Desde los mencionados films de Chaplin y Lubitsch hasta el monumental Shoah de Claude Lanzmann o el reciente El hijo de Saúl de László Nemesz, pasando por el conjunto de películas programadas en el ciclo de cine La Fractura del Siglo, el cine no ha cesado de interrogarse sobre cómo figurar un crimen que no dejó huellas, cómo dar cuenta de la magnitud de la aniquilación de poblaciones enteras, cómo filmar el mal absoluto y su insoportable banalidad. Sin duda el cine no saldará jamás su deuda con la Historia pero, paradójicamente, la famosa cita fallida lo tornó quizás más indispensable que nunca.
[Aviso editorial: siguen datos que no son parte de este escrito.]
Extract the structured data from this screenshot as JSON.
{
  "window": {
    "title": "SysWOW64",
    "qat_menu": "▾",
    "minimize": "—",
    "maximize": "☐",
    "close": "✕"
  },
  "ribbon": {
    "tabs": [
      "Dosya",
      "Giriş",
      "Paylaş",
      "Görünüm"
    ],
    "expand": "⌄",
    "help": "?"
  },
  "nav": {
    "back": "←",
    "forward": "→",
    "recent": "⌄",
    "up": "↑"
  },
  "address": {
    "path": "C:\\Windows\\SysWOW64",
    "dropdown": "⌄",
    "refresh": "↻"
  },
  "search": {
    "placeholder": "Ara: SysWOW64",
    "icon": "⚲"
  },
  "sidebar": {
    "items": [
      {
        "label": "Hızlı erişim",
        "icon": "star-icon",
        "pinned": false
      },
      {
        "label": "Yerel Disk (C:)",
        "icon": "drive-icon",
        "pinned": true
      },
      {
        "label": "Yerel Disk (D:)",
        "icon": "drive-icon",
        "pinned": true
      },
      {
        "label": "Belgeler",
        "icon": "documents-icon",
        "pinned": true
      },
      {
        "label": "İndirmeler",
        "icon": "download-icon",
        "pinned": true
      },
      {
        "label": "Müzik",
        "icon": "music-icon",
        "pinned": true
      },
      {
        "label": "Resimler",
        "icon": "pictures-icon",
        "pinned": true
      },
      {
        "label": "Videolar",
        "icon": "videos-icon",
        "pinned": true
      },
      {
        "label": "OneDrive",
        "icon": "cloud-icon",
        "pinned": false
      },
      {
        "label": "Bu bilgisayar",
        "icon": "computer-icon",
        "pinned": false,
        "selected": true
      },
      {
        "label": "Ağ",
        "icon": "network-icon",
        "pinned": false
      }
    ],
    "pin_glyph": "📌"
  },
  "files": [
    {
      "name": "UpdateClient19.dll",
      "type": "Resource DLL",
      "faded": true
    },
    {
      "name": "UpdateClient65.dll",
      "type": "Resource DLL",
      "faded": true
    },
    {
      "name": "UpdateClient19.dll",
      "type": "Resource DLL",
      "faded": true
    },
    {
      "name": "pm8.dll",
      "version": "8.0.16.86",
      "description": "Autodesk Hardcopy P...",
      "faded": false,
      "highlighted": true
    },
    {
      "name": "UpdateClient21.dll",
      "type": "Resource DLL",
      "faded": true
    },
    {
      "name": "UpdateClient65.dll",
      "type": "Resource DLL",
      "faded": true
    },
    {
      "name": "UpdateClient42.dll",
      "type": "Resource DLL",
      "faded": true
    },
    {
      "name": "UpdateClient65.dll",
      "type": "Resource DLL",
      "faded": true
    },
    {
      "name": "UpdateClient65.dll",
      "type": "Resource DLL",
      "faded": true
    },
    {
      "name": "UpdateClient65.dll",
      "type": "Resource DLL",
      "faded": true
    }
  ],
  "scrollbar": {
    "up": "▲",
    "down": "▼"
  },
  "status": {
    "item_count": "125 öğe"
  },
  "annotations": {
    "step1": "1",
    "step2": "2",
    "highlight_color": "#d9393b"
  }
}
Como en tantos otros acontecimientos mayores de la aventura humana, el cine quizás no puede atestiguar de nada, porque no estuvo presente o porque, de todas maneras, sus imágenes serán siempre una construcción de la realidad y no la realidad misma, pero sin duda puede al menos solicitar la imaginación para compensar el déficit de imágenes o, inversamente, reconducir su flujo y re-instruir su necesidad cuando hay superabundancia. Como lo ha escrito Marie-José Mondzain , el cine no es un testimonio, ni una demostración, ni mucho menos una prueba por la imagen, sino un llamado a testigos para compartir una inquietud ante la cual construir una vigilancia común.
1“Todo se acabó al momento en que no se filmaron los campos de concentración. En ese momento, el cine faltó totalmente a su deber [y hoy] ha devenido otra cosa a la que le interesa menos mirar al mundo que dominarlo”, Jean-Luc Godard, en Histoire(s) du cinéma, episodio “1A. Toutes les histoires”, 1988-1998 (mi traducción).
2Valga citar como ejemplo, en este sentido, las magníficas alegorías del advenimiento de una catástrofe civilizatoria que constituyen M, el Maldito (M – Eine Stadt sucht einen Mörder, Fritz Lang, 1931) o Náufragos (Lifeboat, Alfred Hitchcock, 1944).
3 Serge Kaganski, “Le cinema à l’épreuve de la Shoah”, en Print the Legend. Cinéma et journalisme, Paris – Locarno, Cahiers du cinema y Festival de Locarno, 2004 (mi subrayado).
4 Marie José Mondzain, “La Shoah comme question de cinéma», en Jean-Michel Frodon (coord.), Le cinéma et la Shoah: un art à l’épreuve de la tragédie du 20e siècle, París, ed. Cahiers du cinéma, 2007.